Guinness, Bottles, An Addendum

Another Form of Bottled Guinness Needs Discussion

After writing my notes on Guinness in bottles and cans, I was mindful that another version of the black brew, Guinness Special Export Stout, may still be – and clearly was at one time – brewed from a 100% barley malt mash. Probably the components were/are pale malt and black malt or, pale malt, caramel malt and black malt (which would be better).

This online discussion from 2012 about different forms of Guinness seems to confirm that Special Export Stout was all-malt then. Whether it is today, I can’t say. I had it last in Paris about 5 years ago, and found it rather thin and very similar to Guinness Extra Stout except stronger. However, from 20 years ago, I recall Special Export Stout being very good, rich and fruity. Older reviews on Beer Advocate and Ratebeer, the online rating forums, confirm that recollection.

What I had in Paris 5 years ago, bought in a discount food store chain, conceivably might have been different from what is sent to Belgium as Special Export Stout. Belgium is important because the John Martin importation agency of that country recites a history on its website that a different form of Guinness was wanted for that market than was being exported, this during WW II, unlikely as it sounds. Guinness sent them what is called now Special Export Stout. I should add my own reading suggests it wasn’t really new but had roots in an older form of Guinness sent to the Continent, but that is neither here nor there.

Guinness’s own website calls Special Export Stout “sweeter”, which suggests more malt is used than the other brews get, and maybe 100% malt again. This link from the Guinness website shows a picture of the current bottle and a description of the taste.

Therefore, Special Export Stout, if still all-malt, is – like the adjunct Foreign Extra Stout which is soured with a dash of matured beer – a vestige of 19th century brewing practices at St.
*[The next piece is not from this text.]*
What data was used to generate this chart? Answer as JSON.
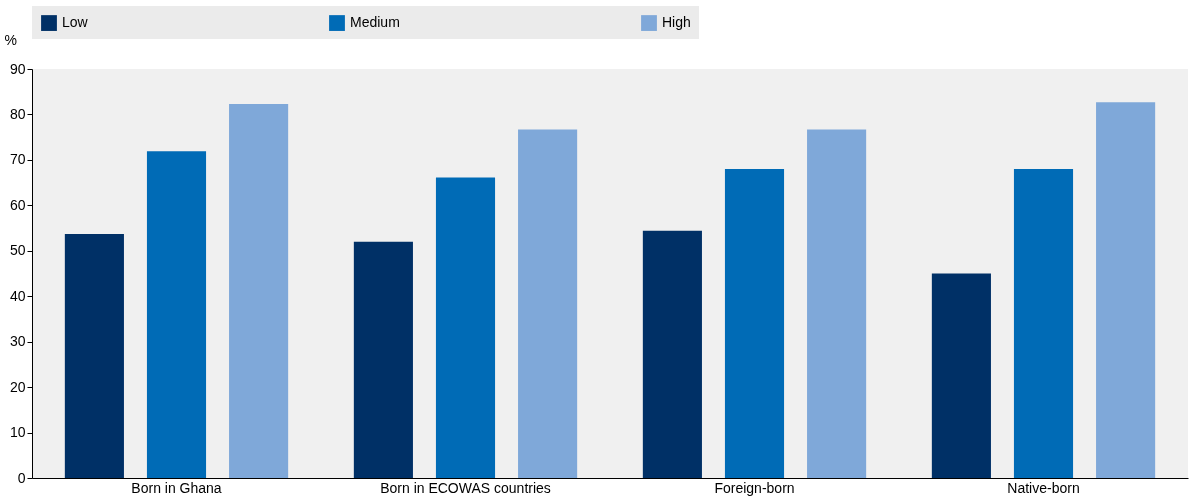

James’s Gate, Dublin. The mashbill of Special Export Stout could therefore be the basis of a restored, pre-adjunct draft Guinness Porter and Stout. The hop rate is apparently fairly low, but if the rate was kept as is and the original gravity dropped to 1055 or so, you could get probably a very credible version of 1800’s Guinness Porter. Keep the gravity as is and boost the hops, and you will get closer to Guinness Extra Stout (aka Double Stout, Double Porter, etc.) in its classic era.

Once again, addition of unfermented wort – the extract of the mash boiled with hops but not yet fermented into alcohol – to a blend of fresh stout and some matured would enhance the credibility of the restoration.

But anyway, the point being, Guinness Special Export Stout in Belgium at any rate may still be all-malt. If anyone reading knows for sure, pray tell us.

Guinness in its history made beers under many names, which often were synonymous, for example, single stout and porter were used at different times to mean the same beer. Indeed, Guinness over the years has continued to make a surprisingly large number of beers. Most don’t last long in the market and seem variations on the theme of the main types (extra stout, widget stout, draft Guinness, Foreign Extra Stout).

From the standpoint of the advised or craft-oriented consumer, I’d suggest the key questions for both top quality and historical authenticity are: is the beer pasteurized (and if so, how); is the beer filtered; is the beer an adjunct beer; is the beer as highly hopped as possible; and does the beer exceed about 70% attenuation. The closer one gets to answering the first three of these, “no” and the last two, “yes”, the more the chance is the beer will hew close to its 1800s roots.

One might add, use of wooden vessels and unfermented wort for conditioning are requisites too. But there is a limit to how far any restoration project is likely to go. I’d give up on the latter two if I could get the others.